Es könnte sich anbieten, die Filme von Céline Sciamma, in denen es tatsächlich nur um Frauen, ihre Erfahrungen und Körper geht, als feministisch zu bezeichnen. So richtig passt der Begriff aber nicht. Es schwingt etwas Programmatisches in ihm mit, und was die Handschrift der Regisseurin auszeichnet, ist eher das Gegenteil: eine immense physische und materiale Sinnlichkeit.

Genauso könnte es sich anbieten, das kontinuierliche Verschwinden von Männerrollen aus den Drehbüchern der 40-jährigen Französin als Kommentar zur Männerdominanz im Filmgeschäft zu deuten. In ihren Coming-of-Age-Filmen Water Lilies (2007), Tomboy (2011) und Mädchenbande (2014) tauchten Männer noch als Schwimmlehrer, Väter oder Jungs auf. Im neuen Werk Porträt einer jungen Frau in Flammen fehlen sie ganz, sieht man vom Miniauftritt eines Dieners ab. Er nimmt gerade mal 70 Sekunden ein. Nur lässt sich die betörende, emphatisch erschaffene Schönheit dieses Films schwerlich auf ein Statement eindampfen. Wenn der Männermangel einen Schluss erlaubt, dann eher den, dass Céline Sciamma den Bildern und Zeichen eines weiblichen Kinos immer größeren Raum verschafft. Zieht man die 70 Sekunden ab, gehören die restlichen 121 Leinwandminuten der schroffen Küstenlandschaft einer bretonischen Insel, den düster verschatteten Innenräumen eines Schlosses, den Lichtkegeln von Kerzen und Kaminfeuern, den expressiven Komplementärfarben Rot und Grün der Kleider zweier junger Frauen. Den beiden Heldinnen vor allem gehört dieser Film. Sie sind in nahezu jeder Szene präsent; allein oder im Dialog der Worte und noch mehr dem der Blicke. Die Begierde, die aus ihren Blicken hervorgeht, können sie lange selbst nicht verstehen, weil es keine Norm, keinen Maßstab für sie gibt. Es ist das Jahr 1770. Die Französische Revolution lässt noch einen Wimpernschlag auf sich warten.

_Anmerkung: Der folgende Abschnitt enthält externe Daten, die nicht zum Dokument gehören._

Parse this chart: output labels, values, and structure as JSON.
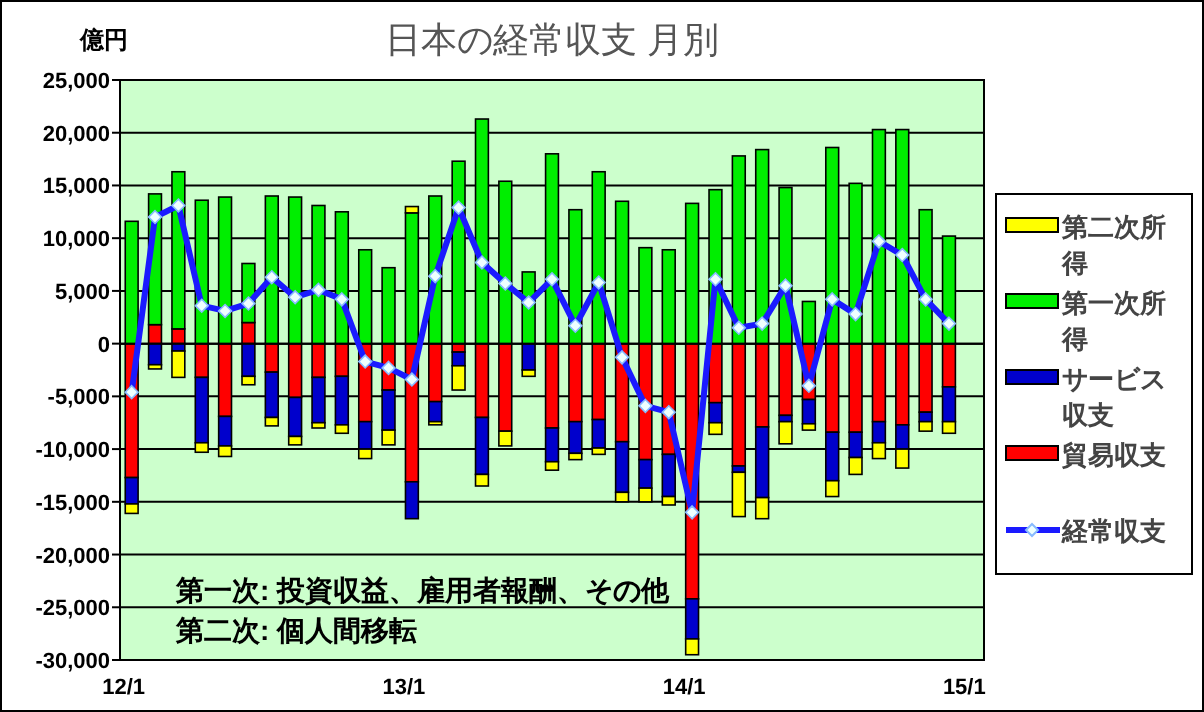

Im Versuchslabor der Liebe

Im Versuchslabor der Liebe und der Kunst aber ist sie bereits erglüht. Ihr Funke fliegt schon durch die Luft. Mühelos ließe sich Porträt einer jungen Frau in Flammen als Phänomenologie des Feuers beschreiben. Es brennt als Kerzenlicht, als Scheiterhaufen eines nächtlichen Walpurgisnacht-Rituals, bei dem der Saum des grünen Kleides in Flammen aufgeht. Und auch wenn die zahlreichen Kaminfeuer nicht im Bild sind, ist das Knistern und Knacken ihrer lodernden Holzscheite auf der Tonspur zu hören. Die Malerin Marianne (Noémie Merlant) hat in jeder Situation Zündhölzer griffbereit. Zum einen, weil sie verwegen genug ist, Pfeife zu rauchen. Zum anderen, weil sie im symbolischen Sinn die Flamme des Aufbegehrens auf die Insel trägt, als Namensschwester der französischen Nationalfigur.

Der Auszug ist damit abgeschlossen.